このため、農林水産省では、「みどりの食料システム戦略」に基づき、生産者の環境負荷低減の努力をわかりやすく表示し、消費者等の選択に資する「見える化」の取組を行っています。
令和4(2022)年度に米、トマト、キュウリの3品目を対象に、化石燃料や化学肥料、化学農薬の低減、農地土壌へのバイオ炭の施用等による農業由来の温室効果ガス削減への貢献を星の数で表示する等級ラベルを付して実証販売を開始し、令和5(2023)年度は対象品目を、米、野菜類、果樹類、いも類等の23品目に拡大するとともに、小売店舗を始め、外食、教育機関等の多様な場で実証販売を行いました(実績:全国累計773か所(令和6(2024)年2月29日時点))。
また、「見える化」に対する消費者の理解を促進するため、インフルエンサー向けのイベントや小中学生が多く来場する環境に関するイベントも活用し、分かりやすい広報・普及に取り組みました。

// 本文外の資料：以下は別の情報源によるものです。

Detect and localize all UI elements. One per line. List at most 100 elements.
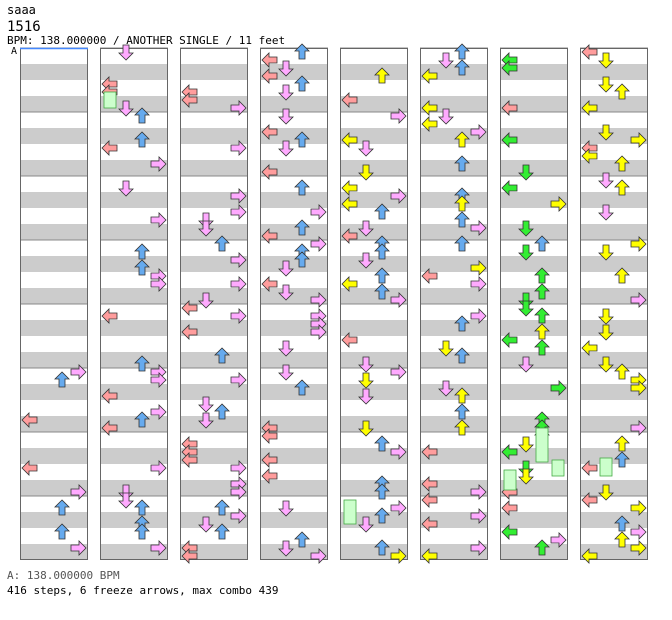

さらに、令和5(2023)年4月に宮崎県で開催されたG7農業大臣会合では、各国代表団を始めとした来場者に、温室効果ガス削減の取組を「見える化」した野菜をサラダ・バーとして提供するなど、海外に対しても情報発信を行いました。
令和6(2024)年3月からは、米を対象に、化学肥料や化学農薬の低減、冬期湛水等の水田における取組に応じ、生物多様性保全への貢献を示す表示を追加し、新たなラベルデザインでガイドラインに則った本格運用を開始しています。

新たなラベルデザイン
今後は、ガイドラインに則った「見える化」の取組を着実に増やすとともに、対象品目を畜産物等に広げるなど、引き続き、環境負荷低減の取組の「見える化」を進めていくこととしています。
事例:有機農業の現場から地域に広がる食育
~栽培体験や学校給食への食材提供、料理教室や出前授業を通じて~
(第7回食育活動表彰 消費・安全局長賞受賞)
株式会社大地のMEGUMI(めぐみ)(北海道)
北海道網走郡大空町(あばしりぐんおおぞらちょう)に拠点を置く株式会社大地のMEGUMIでは、有機農業ならではの苦労や、有機野菜がなぜ環境に優しいのかといったことを理解してもらい、地元の農産物の魅力を伝えるための様々な取組を行っています。例えば、圃場(ほじょう)において実際に栽培を体験してもらったり、地元の小中学校に給食用食材として有機栽培の野菜を無償提供したりしています。
具体的には、町内の小学校6年生の「総合的な学習の時間」において、有機圃場における「かぼちゃ栽培体験」授業を実施しています。授業では、種まきから収穫までの実習を圃場で行うほか、収穫したかぼちゃを道の駅で子供たち自らが販売することで、栽培から消費までの一連の流れを経験します。こうした活動の中で、無消毒の種の播種(はしゅ)、除草剤に頼らない手による草取り、マルチビニールの回収など、子供たちは人にも環境にもやさしい有機農業を実践しながら、農作物を育てることについて学んでいます。
授業をきっかけに、子供たちの親を含む地域の農家においても環境に優しい農業が広まってきているほか、授業に携わった農家自身も食育について考えるようになりました。また、専門家を招いて、小学生以外に対しても料理教室や特別授業を行い、地元の農産物の良さを広めています。
昨今、化学肥料をはじめとする農業生産資材の価格は高騰しており、その大部分は輸入に頼っている状況です。有機農業の拡大は、食料安全保障の観点からも、農業の持続可能性を高める上で重要な手法であり、今後も有機農業を通じて、農業従事者を含め子供たちに関わる全ての人が、農業とともに成長していけるような活動を継続していきたいと考えています。